Monday, July 20, 2009

Buy Homer, not a Hummer

Recently I heard a school librarian and a reading specialist discuss what kids are reading. It’s enough to chill the bones of any author. I don’t mean only serious children’s authors who have to compete with the likes of Captain Underpants. Adult authors, too, have plenty to worry about. Looks to me like serious writers might need to worry that they’re about to follow newspapers down the sink hole.

According to these women, historical fiction is out. Kids just don’t get enough history in K-8 to have a context in which to place these stories. The organization, content and expectations are just pitiful. Here’s what one local school system does:
3rd Grade: Early Illinois history
4th Grade: Geography
5th Grade: More geography and U.S . History through the Civil War (if we’re lucky, commented the librarian)
6th Grade: Prehistory to Ancient Rome (okay, I’m on board here)
7th Grade: back to Geography
8th Grade: U.S. Government and U.S. History from Reconstruction to the Cold War
Why on earth kids need so much geography, and why it can’t be taught in the more meaningful context of history, is beyond me. At my house dear daughter never studied geography as a separate subject (oh, okay, she did some workbook pages on Fridays in 3rd & 4th grade) until 8th grade, when dd took AP Human Geography, easily passing with a 5. What’s missing from the above curriculum? How about all of European, Middle Eastern and Asian history, with only a smidgen of African history thrown in for political correctness?

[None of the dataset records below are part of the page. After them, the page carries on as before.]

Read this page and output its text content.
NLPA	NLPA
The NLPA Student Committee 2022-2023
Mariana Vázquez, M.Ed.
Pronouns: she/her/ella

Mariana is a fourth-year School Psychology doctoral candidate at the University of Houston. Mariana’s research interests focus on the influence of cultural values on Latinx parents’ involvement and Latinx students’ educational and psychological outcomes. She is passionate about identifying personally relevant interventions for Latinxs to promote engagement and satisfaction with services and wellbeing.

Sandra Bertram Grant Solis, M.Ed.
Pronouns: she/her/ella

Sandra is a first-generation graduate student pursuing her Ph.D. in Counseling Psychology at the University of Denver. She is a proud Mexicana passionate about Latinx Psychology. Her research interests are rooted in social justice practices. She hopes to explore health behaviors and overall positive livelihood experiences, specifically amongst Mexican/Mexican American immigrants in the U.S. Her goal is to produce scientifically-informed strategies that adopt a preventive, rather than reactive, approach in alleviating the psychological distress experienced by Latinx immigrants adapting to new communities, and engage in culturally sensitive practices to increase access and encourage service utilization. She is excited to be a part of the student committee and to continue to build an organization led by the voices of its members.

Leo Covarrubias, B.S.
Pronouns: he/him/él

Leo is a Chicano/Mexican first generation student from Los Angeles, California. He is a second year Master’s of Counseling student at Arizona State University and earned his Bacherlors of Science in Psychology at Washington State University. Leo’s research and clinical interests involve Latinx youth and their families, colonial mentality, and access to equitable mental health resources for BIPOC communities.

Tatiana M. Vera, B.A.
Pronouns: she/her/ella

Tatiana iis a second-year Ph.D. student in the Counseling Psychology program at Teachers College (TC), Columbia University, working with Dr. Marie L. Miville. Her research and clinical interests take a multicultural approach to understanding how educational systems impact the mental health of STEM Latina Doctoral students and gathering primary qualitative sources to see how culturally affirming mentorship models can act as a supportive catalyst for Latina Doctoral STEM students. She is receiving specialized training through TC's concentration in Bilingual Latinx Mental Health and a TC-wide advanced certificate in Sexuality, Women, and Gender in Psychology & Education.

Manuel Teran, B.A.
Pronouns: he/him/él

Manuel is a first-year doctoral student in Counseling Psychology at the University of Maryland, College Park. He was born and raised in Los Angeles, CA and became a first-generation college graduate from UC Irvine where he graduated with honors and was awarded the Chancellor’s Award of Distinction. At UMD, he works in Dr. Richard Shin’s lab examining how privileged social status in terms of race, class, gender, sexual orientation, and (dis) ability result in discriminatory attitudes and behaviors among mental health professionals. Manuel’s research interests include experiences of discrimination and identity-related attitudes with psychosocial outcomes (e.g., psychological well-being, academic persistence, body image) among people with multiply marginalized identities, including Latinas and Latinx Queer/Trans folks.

By 8th grade, some kids have discovered historical fiction on their own, but the bulk of their early reading is focused (according to these speakers) on fantasy, relationships series (if girls) and horror (if boys). Also, the classic children’s books of the past have either been moved up to high school, being too long with too difficult vocabulary, or eliminated all together, being at odds with modern political correctness. In high school it’s better—our local high school requires 4 history or social studies courses, and a judicious choice can get some pretty good survey courses. Too bad it’s their first encounter.

I firmly believe in the “inoculation” theory of education, by which I mean, you give kids a shot of something several times over a period of years, and eventually that exposure strengthens their bodies’ response to the stimulus. The kid who read a picture book of the Odyssey in 1st grade and a retelling in 5th grade will be raring to go on the real thing by high school (not bored out of their gourds, as my daughter observed at a local high school class.)

Grappling with serious literature, classics, and lengthy works only becomes easy with exposure and training. The child who is exposed to the arts early on, in a meaningful context, by a teacher (or parent) who is knowledgeable and enthusiastic, will be a lifelong fan—at least an appreciative audience if not a creator.

All the stats show that newspapers have failed to reach a younger audience, who has never developed the habit of reading the morning paper (or the afternoon one, remember those?) But ultimately, we as parents and we as artists can’t leave it up to the schools. As an old poem says, children learn what they live. Children who see us anticipating concerts with enthusiasm, reading challenging books, and actually using our museum memberships for our own adult benefit will have a whole different cultural vocabulary from those whose evenings are spent watching reality tv. If only we valued season tickets to the opera as highly as we value ownership of a Hummer.